Martial arts films
Martial arts films have come a long way in the last few years and now the fight scenes are not only dynamic
but convincing and gritty.
When I saw my first martial arts films I remember
being blown away by the seemingly super human abilities of the guys involved. Who were these human monkey men
who could bounce off walls and knock apples off people’s bonces. I’m not sure which movies came first but i
vividly remember the impression made upon my young and jelly like brain.
I think Kung-fu with David Carradine (may he rest in peace) was an early influence
and then it must have been Brucey with Enter the Dragon. It was a little longer before of I saw
his other films but I and Fist of Fury on video at about fourteen years old. I love the scene where he’s at the
park and the sign says “No dogs or Chinese” and then a moped drives by in the background – very period.
I then graduated into a slightly more extreme martial arts films that were more violent but at the
same time more cartoonish and had poor imitation Bruce Lee actors - Bruce Li, Lo, Ly, Lu, La la etc. Now they
were sticking their fingers into people’s hearts and making them stop beating – very gruesome!

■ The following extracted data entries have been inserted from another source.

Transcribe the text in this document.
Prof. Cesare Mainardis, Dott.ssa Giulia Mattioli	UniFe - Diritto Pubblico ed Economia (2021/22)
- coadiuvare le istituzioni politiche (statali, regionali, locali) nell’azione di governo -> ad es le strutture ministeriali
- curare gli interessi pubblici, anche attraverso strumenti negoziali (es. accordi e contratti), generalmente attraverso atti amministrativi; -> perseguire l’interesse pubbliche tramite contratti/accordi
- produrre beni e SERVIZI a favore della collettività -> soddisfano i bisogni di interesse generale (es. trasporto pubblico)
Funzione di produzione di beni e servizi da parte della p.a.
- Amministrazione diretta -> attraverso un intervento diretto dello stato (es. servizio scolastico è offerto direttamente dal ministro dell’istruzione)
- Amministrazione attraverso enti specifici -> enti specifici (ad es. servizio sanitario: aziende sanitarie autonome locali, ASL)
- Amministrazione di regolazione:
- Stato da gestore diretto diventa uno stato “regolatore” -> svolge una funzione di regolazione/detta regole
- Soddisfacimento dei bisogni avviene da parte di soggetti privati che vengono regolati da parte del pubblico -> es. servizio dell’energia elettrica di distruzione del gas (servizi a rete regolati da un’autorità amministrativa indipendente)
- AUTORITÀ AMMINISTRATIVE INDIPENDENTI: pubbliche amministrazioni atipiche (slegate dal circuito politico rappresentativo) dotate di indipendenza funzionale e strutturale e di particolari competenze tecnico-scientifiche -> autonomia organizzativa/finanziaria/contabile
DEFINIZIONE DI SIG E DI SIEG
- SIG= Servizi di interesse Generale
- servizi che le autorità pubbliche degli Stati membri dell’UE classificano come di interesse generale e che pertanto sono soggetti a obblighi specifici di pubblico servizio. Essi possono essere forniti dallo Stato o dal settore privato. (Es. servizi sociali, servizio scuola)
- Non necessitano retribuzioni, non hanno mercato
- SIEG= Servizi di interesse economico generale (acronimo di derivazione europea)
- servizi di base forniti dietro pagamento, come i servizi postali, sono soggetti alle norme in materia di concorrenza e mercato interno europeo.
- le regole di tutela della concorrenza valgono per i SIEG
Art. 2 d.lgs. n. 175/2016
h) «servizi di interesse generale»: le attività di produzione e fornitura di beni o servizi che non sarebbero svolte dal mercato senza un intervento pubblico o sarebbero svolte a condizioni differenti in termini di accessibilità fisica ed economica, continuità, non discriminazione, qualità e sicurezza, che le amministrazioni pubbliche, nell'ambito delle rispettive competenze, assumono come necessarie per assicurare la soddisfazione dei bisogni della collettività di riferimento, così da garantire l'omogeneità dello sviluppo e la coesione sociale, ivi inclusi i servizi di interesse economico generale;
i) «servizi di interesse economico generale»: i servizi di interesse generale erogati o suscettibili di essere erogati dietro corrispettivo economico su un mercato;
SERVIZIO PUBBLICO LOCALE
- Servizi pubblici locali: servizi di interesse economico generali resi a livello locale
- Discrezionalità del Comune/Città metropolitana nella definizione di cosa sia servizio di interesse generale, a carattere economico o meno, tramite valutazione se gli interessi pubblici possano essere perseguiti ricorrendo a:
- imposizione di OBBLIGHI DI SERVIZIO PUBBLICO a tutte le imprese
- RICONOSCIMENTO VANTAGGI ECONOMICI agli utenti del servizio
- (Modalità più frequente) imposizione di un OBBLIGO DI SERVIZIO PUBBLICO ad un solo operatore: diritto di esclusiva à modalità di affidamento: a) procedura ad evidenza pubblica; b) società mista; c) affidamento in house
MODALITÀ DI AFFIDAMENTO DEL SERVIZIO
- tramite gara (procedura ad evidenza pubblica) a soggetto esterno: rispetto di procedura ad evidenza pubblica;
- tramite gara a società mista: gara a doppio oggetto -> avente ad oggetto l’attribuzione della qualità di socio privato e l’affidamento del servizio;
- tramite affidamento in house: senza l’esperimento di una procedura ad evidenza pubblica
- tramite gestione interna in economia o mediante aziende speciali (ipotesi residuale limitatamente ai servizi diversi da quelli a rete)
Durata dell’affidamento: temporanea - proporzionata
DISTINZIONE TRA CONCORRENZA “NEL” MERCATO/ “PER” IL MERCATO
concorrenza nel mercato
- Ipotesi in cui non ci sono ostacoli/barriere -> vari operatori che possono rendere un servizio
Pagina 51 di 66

One of my favorite all time cheesy movies was “Kill and Kill again” which has a Steve Ryan and a
bunch of his martial artist friends going up against some drooling maddies putting together a army of evil
fighters! There’s a great scene on You tube with a slow-mo bullet which needs to be checked out!
Thankfully, modern movies and martial arts choreography has become incredibly sophisticated thanks
to the wire work and vision in films such as “The Matrix” one of my “Crouching Tiger, Hidden Dragon”. “The
Bourne Identity” has a superb hand to hand combat scene as Matt Damon is attacked in his French
apartment, although an earlier example of a scene which scores points for realism is with John
Cusack fighting another assassin in the school corridor in “Grosse Point Blank”.
As a fan I have a much higher expectation now of the type of fight scenes I will accept as decent
and believable due to films like these, anything less just will not do. We have exchanged
cartoonishness for grittiness but it is still a stretch to call them realistic in the true sense.
For instance how many movie scenes can you remember where the fighters end up on the floor? Not many.